Questo è il colore nero che ho trovato in Wilderness Heart, qualsiasi stagione ci sia là in alto o qua in basso, là fuori dal finestrino dell’auto o per i cazzi miei, c’è quel giro di chitarra che mi scalda la testa, quella voce femminile che fa così o quella batteria ridotta al minimo ma giustissima.
IV parte con Mothers Of The Sun, un pezzo tipo la parte finale di Wilderness Heart (la canzone): il giusto calibro di piano e forte che con l’attesa crea aspettativa di qualcosa e poi soddisfa questa attesa. Niente di cervellotico: una goduria. Florian Saucer Attack è un gioco ai Black Keys, sconfinamento che poteva anche essere prevedibile ma di sicuro non era desiderabile. A questo punto la tensione inizia a calare e cala del tutto con Defector e You Can Dream, episodi morbidosi di blues psichedelico coi Kraftwerk che fanno un giro sulle tastiere e i Pink Floyd sui ritornelli. I Black Mountain non spaccano mai il tempo, si servono di tappeti continui e uniformi. Manca la carica tamarra, c’è solo la melodia. La chitarra riparte in Constellation ma non è più rigida e discontinua. Non volevo un album uguale al precedente ma Crucify è il definitivo allontanarsi dal suono che li aveva contraddistinti. Abbracciano una psichedelia più diffusa e facile e il lato più vendibile di se stessi. Space To Bakersfield ripropone il ritmo che i BM hanno fatto loro in Wilderness Heart ma lo copre di suoni bolliti, perse in un languore sfinito che ingloba anche la voce femminile, che nell’altro disco era il tocco di classe, qui è troppo spesso messa in secondo piano a fare da tappeto come qualsiasi altro strumento. IV preferisce livellare tutti gli strumenti su uno stesso piano, cosa che garantisce un suono pieno, ma impedisce di creare gli scatti e le aperture del disco prima. (Over And Over) The Chain è una perfetta ballata psichedelica, quando finisce è passata e non ha lasciato nulla. E dura sei minuti.

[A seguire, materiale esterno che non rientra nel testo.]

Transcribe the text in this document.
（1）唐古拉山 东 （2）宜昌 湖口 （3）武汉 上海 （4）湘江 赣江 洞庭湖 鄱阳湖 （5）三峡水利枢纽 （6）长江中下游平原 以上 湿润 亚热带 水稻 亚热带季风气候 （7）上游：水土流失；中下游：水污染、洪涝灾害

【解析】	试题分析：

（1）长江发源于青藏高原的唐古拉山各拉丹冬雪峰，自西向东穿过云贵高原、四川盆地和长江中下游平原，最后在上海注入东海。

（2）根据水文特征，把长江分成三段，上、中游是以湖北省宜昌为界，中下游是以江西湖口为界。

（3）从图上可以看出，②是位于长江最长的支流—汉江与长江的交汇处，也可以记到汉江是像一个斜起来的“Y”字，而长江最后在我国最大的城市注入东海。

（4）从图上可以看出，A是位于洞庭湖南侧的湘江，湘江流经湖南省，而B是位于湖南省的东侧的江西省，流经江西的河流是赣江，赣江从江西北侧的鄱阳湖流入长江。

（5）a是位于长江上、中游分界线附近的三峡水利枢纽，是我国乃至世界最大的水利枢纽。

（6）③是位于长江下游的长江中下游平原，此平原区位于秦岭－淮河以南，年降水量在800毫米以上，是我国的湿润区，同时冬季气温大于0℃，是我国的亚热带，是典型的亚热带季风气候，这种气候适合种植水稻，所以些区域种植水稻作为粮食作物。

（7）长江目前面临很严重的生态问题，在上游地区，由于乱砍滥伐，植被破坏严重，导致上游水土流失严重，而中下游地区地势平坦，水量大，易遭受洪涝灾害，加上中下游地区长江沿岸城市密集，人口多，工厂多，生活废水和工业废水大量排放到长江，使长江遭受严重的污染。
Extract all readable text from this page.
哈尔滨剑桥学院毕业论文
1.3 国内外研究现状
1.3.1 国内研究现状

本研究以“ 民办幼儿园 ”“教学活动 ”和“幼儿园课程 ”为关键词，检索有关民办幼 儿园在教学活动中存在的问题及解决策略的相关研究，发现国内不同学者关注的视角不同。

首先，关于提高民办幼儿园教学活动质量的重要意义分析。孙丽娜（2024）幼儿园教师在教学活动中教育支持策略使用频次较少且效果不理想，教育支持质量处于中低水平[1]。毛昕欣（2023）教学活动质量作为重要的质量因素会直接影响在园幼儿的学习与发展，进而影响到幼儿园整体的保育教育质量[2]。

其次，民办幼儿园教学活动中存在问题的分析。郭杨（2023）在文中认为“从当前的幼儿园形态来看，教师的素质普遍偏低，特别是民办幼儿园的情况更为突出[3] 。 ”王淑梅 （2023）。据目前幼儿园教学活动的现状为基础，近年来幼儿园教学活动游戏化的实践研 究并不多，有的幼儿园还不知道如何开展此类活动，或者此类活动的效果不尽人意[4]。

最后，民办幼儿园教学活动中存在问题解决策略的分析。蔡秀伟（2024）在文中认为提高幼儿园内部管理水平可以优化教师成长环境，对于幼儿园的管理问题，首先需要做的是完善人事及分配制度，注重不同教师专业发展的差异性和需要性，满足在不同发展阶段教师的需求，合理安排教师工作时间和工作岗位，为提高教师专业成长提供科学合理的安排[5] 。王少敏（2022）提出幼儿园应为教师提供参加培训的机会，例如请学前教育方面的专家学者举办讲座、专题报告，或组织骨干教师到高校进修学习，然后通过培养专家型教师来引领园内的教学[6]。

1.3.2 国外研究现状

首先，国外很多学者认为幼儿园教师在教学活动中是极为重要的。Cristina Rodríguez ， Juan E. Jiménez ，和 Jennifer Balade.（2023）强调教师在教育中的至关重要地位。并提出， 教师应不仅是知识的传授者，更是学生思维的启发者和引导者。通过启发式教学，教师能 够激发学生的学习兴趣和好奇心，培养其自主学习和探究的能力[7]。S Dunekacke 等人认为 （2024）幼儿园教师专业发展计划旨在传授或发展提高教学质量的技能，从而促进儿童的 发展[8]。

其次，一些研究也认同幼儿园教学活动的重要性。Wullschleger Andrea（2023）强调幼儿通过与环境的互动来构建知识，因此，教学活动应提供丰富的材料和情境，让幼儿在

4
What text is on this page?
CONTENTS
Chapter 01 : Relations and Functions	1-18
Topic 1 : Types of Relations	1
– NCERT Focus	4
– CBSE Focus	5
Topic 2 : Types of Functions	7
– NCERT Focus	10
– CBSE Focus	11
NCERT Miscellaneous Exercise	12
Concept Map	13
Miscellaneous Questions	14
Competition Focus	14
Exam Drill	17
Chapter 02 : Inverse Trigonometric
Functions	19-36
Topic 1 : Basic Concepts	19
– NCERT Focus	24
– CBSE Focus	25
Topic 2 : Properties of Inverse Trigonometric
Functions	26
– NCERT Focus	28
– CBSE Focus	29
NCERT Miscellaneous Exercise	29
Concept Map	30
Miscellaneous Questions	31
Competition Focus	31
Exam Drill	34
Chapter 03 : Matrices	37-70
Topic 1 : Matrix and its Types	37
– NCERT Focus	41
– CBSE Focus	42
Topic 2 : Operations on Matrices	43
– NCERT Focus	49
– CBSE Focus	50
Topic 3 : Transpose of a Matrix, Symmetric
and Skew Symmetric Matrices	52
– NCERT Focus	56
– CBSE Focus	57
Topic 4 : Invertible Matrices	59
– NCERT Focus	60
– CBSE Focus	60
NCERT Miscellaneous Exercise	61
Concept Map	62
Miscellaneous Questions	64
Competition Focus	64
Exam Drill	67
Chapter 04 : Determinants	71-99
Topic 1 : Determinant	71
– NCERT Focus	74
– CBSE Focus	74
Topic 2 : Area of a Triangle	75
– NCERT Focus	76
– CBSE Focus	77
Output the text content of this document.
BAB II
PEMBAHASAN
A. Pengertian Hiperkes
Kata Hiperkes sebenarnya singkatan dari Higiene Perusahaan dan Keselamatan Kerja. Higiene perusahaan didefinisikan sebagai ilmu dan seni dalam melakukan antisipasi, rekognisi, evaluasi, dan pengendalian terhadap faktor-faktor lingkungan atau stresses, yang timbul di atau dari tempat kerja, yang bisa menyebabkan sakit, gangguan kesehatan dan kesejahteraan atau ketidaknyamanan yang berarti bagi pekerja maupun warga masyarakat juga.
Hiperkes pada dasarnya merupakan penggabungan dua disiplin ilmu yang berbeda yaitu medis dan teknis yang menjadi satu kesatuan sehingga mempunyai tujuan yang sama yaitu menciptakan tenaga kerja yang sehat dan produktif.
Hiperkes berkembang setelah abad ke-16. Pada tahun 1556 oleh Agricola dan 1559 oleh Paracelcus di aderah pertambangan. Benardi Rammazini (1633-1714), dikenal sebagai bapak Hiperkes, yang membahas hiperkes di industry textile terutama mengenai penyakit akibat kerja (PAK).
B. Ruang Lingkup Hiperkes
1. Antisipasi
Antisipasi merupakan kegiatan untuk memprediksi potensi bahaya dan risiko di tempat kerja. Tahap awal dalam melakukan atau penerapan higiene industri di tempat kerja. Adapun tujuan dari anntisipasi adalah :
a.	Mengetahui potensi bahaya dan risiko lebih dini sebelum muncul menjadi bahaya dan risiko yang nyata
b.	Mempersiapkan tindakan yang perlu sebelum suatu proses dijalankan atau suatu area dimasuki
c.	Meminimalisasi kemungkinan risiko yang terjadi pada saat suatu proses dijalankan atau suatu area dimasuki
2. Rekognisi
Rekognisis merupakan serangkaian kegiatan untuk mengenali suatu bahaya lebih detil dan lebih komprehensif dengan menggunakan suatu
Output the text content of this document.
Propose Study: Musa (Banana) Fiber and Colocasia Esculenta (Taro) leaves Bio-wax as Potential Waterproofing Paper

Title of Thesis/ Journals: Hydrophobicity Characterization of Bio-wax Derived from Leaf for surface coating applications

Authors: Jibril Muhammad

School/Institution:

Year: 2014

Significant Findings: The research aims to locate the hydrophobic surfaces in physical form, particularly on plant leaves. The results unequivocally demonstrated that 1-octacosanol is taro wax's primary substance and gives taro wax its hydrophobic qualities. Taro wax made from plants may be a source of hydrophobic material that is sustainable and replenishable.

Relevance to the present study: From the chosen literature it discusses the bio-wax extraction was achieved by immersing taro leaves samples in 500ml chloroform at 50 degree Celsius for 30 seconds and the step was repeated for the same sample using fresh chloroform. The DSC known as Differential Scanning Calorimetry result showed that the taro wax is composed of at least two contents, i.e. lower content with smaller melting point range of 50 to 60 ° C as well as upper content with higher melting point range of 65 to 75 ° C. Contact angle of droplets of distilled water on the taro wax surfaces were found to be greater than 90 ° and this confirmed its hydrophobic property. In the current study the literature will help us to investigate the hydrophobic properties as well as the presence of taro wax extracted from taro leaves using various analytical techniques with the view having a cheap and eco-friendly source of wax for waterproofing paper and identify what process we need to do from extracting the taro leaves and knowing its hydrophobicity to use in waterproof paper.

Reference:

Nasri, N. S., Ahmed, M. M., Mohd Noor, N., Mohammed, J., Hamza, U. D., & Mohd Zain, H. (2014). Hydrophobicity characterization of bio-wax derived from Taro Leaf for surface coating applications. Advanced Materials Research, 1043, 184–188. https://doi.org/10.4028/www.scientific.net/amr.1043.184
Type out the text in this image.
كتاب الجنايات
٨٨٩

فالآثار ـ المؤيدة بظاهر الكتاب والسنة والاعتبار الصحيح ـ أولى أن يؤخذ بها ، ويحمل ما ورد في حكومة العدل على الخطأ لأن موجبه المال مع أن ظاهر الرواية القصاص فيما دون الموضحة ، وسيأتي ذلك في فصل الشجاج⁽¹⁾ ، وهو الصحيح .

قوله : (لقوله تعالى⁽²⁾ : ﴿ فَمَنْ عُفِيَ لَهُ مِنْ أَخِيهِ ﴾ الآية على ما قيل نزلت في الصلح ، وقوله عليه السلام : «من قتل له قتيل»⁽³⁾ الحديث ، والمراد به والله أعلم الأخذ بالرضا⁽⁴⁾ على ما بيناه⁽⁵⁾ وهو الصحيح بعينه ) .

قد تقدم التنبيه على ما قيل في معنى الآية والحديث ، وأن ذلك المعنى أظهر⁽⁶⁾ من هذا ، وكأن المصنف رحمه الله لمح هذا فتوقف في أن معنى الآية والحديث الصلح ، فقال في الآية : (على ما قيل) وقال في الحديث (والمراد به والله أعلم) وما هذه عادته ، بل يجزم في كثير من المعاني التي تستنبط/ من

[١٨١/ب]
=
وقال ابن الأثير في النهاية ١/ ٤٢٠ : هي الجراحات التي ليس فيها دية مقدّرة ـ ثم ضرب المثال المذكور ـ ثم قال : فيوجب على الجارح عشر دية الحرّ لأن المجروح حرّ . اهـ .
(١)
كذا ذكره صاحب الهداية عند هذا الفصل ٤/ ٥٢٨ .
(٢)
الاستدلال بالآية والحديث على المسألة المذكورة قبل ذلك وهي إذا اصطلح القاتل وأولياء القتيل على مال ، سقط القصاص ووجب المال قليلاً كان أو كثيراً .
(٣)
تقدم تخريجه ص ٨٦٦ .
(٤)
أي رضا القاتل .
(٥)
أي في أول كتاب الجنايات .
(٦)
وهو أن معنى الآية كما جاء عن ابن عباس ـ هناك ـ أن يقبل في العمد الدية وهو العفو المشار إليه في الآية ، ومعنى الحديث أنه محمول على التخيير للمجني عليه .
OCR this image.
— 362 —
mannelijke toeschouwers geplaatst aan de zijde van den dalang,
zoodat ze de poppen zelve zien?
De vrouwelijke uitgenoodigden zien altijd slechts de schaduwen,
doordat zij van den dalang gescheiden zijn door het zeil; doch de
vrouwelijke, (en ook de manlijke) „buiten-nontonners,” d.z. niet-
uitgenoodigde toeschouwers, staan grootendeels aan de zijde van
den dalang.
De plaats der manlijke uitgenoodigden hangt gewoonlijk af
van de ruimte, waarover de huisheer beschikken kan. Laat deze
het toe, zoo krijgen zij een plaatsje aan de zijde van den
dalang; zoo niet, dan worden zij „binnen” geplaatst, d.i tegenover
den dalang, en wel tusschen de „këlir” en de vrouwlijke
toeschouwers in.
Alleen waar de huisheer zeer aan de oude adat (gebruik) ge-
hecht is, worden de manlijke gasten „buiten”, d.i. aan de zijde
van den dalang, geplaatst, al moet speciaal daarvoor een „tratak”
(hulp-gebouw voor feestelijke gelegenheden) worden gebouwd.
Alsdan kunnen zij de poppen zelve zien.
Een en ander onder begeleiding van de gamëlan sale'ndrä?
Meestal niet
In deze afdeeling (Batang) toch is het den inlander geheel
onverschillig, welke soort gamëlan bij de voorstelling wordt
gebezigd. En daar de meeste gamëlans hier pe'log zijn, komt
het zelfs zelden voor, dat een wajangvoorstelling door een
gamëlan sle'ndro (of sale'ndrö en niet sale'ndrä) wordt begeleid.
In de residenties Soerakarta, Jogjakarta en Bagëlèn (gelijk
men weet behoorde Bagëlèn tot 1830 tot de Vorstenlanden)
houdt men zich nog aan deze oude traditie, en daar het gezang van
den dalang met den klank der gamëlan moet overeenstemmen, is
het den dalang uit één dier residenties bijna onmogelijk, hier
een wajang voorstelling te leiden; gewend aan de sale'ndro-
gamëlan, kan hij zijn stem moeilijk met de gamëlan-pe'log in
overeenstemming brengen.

Prima però, Amber Webber canta Line Them All Up, senza andare veramente a fondo, ma con una strofa da paura; Cemetery Breeding segna il passo, quello definitivo: archi, chitarre non distorte, tastiere che riproducono il suono della pallina che rimbalza nello schermo del karaoke.
I ritmi rigidi di Wilderness Heart sono andati persi, la chitarra si è arresa all’ambiente, la batteria la usano ancora? Se c’era un minimo di psico-deriva nel disco precedente ed era assolutamente sopportabile, anzi ci stava, IV si rilassa sugli scivoli caleidoscopici e contiene più ballate, il che non è per forza un male ma neanche una cosa con cui il disco ti entra dentro. In questo caso.
Questo tipo di cambiamento ha almeno due aspetti negativi. Il primo è quello di appiattire IV rispetto a tutti i punti forza che aveva Wilderness Heart. Il secondo è quello di uniformare il gruppo all’attuale grande diffusione della psichedelia, spesso fine a se stessa e senza anima. I Black Mountain non hanno calcato troppo la mano, hanno cercato di personalizzare il trend e in parte ce l’hanno fatta. Ma hanno perso il loro suono, non ci sono più le batterie e le chitarre che dettavano il tempo delle attesa, dei crescendo e delle esplosioni.
Il nome Black Mountain ha dato vita semplicemente un’associazione stupida di idee con quella cosa della pista nera. Ma, boh, mi sembrava rendesse l’attesa di una cosa che ti aspetti che ti piaccia ma poi non succede. Come IV.